Generation of recombinant EIV LAIV using plasmid-based reverse genetic approaches: (A) Schematic illustration of the ambisense plasmids to generate recombinant EIV: Ambisense plasmids for the rescue of recombinant EIV contain the human polymerase I promoter (hPol-I, gray arrow) and the mouse polymerase I terminator (T, gray box) to regulate the expression of the negative-sense vRNAs. In the opposite direction to the Pol-I cassette, the polymerase II-dependent promoter (Pol-II, black arrow) and the bovine growth hormone polyadenylation sequence (BGH, black box) produce viral proteins. The vRNAs generated from the Pol-I cassette are recognized by the EIV polymerase subunits PB2, PB1, and PA that, together with the viral NP, form the viral ribonucleoprotein (vRNP) complexes involved in viral genome replication and gene transcription. Transcription of the vRNA results in viral mRNA and protein production. Replication of vRNAs results in complementary (c)RNAs for the amplification and synthesis of new vRNAs that are incorporated into nascent virions. (B) Generation of recombinant EIV using plasmid-based reverse genetics: Cocultures of human 293T and MDCK cells are cotransfected with the eight ambisense plasmids containing the EIV PB2, PB1, PA, HA, NP, NA, M, and NS segments.
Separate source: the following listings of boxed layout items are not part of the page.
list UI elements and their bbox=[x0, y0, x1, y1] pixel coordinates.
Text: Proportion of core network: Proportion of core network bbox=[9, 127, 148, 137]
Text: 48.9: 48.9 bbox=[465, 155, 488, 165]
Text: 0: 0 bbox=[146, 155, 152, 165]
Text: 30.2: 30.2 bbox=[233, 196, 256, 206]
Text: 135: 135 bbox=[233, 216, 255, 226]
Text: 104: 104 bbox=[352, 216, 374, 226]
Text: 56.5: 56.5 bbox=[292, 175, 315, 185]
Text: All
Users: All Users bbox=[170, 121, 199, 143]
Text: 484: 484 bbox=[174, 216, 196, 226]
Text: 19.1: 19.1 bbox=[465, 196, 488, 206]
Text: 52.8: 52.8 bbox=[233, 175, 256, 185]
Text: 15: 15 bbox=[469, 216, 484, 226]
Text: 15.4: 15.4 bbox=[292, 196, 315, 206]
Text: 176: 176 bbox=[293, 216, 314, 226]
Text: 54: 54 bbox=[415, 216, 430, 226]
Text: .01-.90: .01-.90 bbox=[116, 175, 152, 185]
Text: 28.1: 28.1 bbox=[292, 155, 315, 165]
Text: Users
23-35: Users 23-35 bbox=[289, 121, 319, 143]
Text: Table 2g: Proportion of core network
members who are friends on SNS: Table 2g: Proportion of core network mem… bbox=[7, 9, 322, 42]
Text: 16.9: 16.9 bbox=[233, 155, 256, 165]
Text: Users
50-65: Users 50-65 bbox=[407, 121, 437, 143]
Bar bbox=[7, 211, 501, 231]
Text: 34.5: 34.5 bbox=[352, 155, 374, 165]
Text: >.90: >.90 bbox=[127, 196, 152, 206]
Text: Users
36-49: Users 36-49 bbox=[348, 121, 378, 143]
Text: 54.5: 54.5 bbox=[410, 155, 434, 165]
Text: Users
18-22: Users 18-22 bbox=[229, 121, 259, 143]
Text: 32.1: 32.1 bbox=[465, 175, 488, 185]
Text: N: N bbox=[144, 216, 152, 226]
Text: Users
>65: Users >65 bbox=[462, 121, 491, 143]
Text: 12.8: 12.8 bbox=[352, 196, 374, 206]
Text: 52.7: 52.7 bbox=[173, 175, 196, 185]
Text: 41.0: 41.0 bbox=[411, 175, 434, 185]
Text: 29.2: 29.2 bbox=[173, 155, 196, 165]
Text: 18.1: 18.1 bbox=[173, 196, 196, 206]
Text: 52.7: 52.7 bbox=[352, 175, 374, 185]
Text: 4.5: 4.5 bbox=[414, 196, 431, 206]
EIV generated from transfected cells is amplified in fresh monolayers of MDCK cells or in chicken embryonated eggs. (C) LAIV based on truncations of EIV NS1 protein: Schematic representation of WT and 1–73, 1–99, and 1–126 NS1 truncated NS viral segments. Black lines represent stop codons introduced to truncate NS1. Lines at the end of the NS segment indicate the 3’and 5’ NCR. (D) Schematic representation for the development of an EIV bivalent LAIV: The mutations responsible of the ts, ca, and att phenotype of the human A/Ann Arbor/6/60 H2N2 MDV LAIV were introduced into the PB2 (N265S) and PB1 (K391E, E581G and A661T) viral segments of A/equine/Ohio/1/2003 H3N8 WT (Ohio/03 WT) to generate the FC-1 EIV monovalent LAIV (Ohio/03 LAIV). The backbone of Ohio/03 LAIV was used as an MDV to generate a recombinant virus containing the HA and NA glycoproteins of the FC-2 A/Richmond/1/2007 H3N8 WT (Rich/07 WT) to develop the FC-2 EIV monovalent LAIV (Rich/07 LAIV). The bivalent EIV LAIV was developed by combining the monovalent Ohio/03 and Rich/07 LAIVs.